Ascoltare Radio Maria a volume alto per assistere la madre
Il vicino aveva denunciato l’uso molesto della radio, lamentando che l’apparecchio veniva posizionato sul muro di confine con il volume alzato appositamente per infastidirlo. L’uomo, però, ha spiegato che la radio era tenuta accesa per seguire le trasmissioni religiose e per accompagnare la madre, la quale aveva peggiorato le condizioni di salute. Il giudice ha ritenuto plausibile questa spiegazione, considerando l’importanza del supporto morale per la donna anziana. Fu in quell’occasione che l’uomo ha raccontato le condizioni di salute della madre, che era costretta a letto.

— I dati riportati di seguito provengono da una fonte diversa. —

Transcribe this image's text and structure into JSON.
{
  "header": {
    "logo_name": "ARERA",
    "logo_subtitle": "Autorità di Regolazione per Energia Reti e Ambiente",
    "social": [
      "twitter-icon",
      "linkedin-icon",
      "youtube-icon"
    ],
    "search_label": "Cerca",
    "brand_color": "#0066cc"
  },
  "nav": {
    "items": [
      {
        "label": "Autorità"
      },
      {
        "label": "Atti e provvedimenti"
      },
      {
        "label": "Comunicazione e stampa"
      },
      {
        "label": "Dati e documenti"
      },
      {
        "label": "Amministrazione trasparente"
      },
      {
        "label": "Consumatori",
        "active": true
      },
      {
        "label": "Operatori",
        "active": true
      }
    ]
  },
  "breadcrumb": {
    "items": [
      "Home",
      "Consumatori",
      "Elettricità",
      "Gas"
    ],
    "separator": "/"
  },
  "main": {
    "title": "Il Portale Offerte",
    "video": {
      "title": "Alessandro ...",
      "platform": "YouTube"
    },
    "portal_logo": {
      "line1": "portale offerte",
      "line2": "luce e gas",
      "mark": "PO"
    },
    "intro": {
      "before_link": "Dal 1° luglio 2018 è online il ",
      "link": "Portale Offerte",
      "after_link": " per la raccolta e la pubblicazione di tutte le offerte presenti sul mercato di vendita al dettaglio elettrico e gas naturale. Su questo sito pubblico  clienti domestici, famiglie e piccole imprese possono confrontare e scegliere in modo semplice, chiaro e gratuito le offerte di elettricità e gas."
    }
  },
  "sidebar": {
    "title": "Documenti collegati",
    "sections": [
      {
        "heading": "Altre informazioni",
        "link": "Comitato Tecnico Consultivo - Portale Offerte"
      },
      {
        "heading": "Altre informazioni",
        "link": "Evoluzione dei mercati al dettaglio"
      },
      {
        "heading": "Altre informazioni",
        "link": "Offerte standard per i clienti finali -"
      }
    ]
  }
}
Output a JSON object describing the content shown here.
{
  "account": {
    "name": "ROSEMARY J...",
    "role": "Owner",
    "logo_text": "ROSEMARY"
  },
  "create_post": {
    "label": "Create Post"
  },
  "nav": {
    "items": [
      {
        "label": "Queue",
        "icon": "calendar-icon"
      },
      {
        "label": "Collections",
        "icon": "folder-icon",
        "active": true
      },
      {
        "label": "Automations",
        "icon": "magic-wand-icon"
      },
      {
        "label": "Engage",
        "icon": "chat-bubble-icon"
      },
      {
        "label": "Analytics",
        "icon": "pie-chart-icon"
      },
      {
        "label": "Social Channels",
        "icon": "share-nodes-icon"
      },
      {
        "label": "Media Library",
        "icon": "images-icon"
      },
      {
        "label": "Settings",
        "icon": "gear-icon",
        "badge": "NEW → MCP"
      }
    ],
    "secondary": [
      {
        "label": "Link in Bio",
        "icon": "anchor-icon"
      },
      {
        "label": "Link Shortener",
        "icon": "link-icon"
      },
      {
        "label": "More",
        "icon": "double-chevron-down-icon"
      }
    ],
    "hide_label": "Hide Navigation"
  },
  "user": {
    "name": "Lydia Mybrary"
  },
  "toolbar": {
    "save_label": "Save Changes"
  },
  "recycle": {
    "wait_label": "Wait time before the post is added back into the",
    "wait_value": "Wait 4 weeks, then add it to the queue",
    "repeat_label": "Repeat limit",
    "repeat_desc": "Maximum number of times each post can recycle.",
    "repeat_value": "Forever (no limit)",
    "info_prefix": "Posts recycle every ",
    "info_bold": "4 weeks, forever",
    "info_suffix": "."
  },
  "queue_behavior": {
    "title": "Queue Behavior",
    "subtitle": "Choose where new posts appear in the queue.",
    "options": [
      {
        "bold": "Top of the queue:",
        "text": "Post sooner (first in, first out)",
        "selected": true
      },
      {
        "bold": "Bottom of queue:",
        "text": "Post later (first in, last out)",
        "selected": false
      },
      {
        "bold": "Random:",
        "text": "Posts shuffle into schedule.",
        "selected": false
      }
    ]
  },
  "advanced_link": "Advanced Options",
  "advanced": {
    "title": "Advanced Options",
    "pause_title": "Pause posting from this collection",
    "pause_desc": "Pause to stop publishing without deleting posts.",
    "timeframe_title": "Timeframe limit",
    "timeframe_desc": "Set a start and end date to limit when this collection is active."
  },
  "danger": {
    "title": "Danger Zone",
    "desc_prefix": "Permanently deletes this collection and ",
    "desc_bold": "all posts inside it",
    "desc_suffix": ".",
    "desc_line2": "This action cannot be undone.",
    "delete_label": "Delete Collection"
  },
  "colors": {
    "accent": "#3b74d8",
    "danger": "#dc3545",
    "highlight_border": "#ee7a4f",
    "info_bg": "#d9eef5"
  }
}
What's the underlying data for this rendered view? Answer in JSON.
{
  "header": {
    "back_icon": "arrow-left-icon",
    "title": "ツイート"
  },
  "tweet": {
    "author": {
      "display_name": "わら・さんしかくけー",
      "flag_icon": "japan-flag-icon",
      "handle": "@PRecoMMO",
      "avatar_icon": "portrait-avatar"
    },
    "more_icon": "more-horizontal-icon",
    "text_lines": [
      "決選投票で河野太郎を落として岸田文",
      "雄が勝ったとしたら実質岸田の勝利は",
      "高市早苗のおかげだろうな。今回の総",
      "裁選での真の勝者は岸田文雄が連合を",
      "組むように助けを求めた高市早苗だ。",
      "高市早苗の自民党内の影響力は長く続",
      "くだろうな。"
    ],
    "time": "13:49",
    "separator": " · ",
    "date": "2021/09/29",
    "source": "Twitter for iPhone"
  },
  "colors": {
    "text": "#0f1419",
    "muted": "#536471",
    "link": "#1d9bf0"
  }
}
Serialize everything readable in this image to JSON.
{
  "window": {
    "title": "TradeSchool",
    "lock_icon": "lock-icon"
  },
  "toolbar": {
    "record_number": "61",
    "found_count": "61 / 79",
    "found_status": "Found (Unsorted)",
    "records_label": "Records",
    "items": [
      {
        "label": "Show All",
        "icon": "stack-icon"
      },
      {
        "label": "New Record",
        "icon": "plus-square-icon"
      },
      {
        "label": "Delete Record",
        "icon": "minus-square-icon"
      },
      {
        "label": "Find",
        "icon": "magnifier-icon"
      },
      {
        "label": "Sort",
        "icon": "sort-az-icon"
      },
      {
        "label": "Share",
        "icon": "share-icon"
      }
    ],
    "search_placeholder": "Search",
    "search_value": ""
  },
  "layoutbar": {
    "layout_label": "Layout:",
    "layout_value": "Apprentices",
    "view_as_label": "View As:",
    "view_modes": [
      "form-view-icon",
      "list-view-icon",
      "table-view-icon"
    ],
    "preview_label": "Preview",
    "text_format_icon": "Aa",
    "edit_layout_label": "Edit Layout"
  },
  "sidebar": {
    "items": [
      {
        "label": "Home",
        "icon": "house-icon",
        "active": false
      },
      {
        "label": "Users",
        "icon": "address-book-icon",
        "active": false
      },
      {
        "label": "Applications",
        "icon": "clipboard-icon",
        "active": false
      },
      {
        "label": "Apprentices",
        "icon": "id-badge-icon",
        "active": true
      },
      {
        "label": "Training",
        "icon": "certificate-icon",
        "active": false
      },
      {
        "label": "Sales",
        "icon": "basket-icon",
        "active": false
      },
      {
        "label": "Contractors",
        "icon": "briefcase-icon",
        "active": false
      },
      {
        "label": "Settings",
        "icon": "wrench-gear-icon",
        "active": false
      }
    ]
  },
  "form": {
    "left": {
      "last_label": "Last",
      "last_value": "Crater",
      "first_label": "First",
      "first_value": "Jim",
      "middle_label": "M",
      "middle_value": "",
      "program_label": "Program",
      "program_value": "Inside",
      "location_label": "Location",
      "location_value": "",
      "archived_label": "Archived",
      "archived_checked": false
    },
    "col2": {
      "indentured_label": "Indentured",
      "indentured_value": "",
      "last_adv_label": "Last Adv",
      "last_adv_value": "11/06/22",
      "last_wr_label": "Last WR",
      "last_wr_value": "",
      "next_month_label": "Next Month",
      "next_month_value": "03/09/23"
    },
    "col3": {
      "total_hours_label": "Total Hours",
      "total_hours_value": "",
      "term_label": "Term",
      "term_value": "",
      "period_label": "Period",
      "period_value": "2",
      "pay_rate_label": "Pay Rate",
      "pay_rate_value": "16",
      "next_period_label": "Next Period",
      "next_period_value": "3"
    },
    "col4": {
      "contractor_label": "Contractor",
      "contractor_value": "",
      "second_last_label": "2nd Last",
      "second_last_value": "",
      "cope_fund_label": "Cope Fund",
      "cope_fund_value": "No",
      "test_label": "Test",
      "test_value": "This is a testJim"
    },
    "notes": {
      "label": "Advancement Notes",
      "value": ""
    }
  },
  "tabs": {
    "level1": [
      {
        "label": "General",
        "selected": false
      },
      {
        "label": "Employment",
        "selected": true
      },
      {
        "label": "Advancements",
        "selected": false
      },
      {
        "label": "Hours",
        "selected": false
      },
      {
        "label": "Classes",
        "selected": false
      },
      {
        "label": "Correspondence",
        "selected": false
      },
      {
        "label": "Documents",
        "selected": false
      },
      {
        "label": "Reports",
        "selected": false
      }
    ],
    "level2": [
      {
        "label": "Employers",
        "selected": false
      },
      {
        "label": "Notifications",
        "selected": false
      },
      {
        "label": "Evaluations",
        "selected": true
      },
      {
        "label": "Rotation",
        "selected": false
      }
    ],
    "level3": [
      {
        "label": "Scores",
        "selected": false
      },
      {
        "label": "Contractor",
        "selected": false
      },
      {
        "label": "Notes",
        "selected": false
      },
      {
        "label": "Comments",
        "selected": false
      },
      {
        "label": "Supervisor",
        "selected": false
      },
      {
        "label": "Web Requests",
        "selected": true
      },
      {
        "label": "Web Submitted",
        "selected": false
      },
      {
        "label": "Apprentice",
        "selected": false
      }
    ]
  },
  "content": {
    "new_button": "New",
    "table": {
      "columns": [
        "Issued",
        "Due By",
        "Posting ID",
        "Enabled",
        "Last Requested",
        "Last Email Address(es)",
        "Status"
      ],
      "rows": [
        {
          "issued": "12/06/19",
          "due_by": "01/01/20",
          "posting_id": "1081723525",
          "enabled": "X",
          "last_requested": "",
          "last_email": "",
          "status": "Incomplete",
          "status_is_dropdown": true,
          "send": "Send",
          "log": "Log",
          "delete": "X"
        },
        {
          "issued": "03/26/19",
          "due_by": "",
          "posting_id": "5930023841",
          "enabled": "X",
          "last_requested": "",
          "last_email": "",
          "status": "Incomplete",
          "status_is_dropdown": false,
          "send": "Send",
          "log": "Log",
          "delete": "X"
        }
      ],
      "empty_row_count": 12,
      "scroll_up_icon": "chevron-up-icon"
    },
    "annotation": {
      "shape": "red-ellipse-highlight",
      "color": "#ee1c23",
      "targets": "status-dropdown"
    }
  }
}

Prove insufficienti per stabilire il volume eccessivo
Le registrazioni video allegate al fascicolo non sono state sufficienti a determinare con certezza il volume della radio. Il giudice ha ritenuto insufficienti le prove raccolte, nonostante il vicino avesse segnalato l’uso molesto. Inoltre, le trasmissioni erano sempre a sfondo religioso e la radio rimaneva accesa per diverse ore consecutive. Il giudice ha sottolineato che il comportamento dell’uomo non era da sanzionare, ma rappresentava un’azione di sostegno morale. Il giudice Ruggiero Berardi ha concluso che il comportamento dell’uomo non costituiva un reato, ma un atto di utilità morale. La sentenza ha anche condannato il vicino a pagare 1.500 euro di spese legali. La vicenda è stata raccontata dal Corriere della Sera, che ha sottolineato l’importanza del contesto emotivo e morale nel giudizio.
Il giudice ha precisato che si trattava sempre di trasmissioni a sfondo religioso sintonizzate su Radio Maria, e che la radio restava accesa per diverse ore consecutive. La vicenda ha visto un ulteriore intervento dei carabinieri a ottobre, quando si è verificato un nuovo scontro tra i due vicini. Il giudice ha ritenuto plausibile la ricostruzione dell’uomo in merito alla collocazione della radio con finalità di beneficio per l’anziana madre. Il giudice ha ritenuto che il comportamento dell’uomo fosse motivato da un bisogno morale. Le registrazioni video non sono state sufficienti a stabilire con certezza il volume della radio.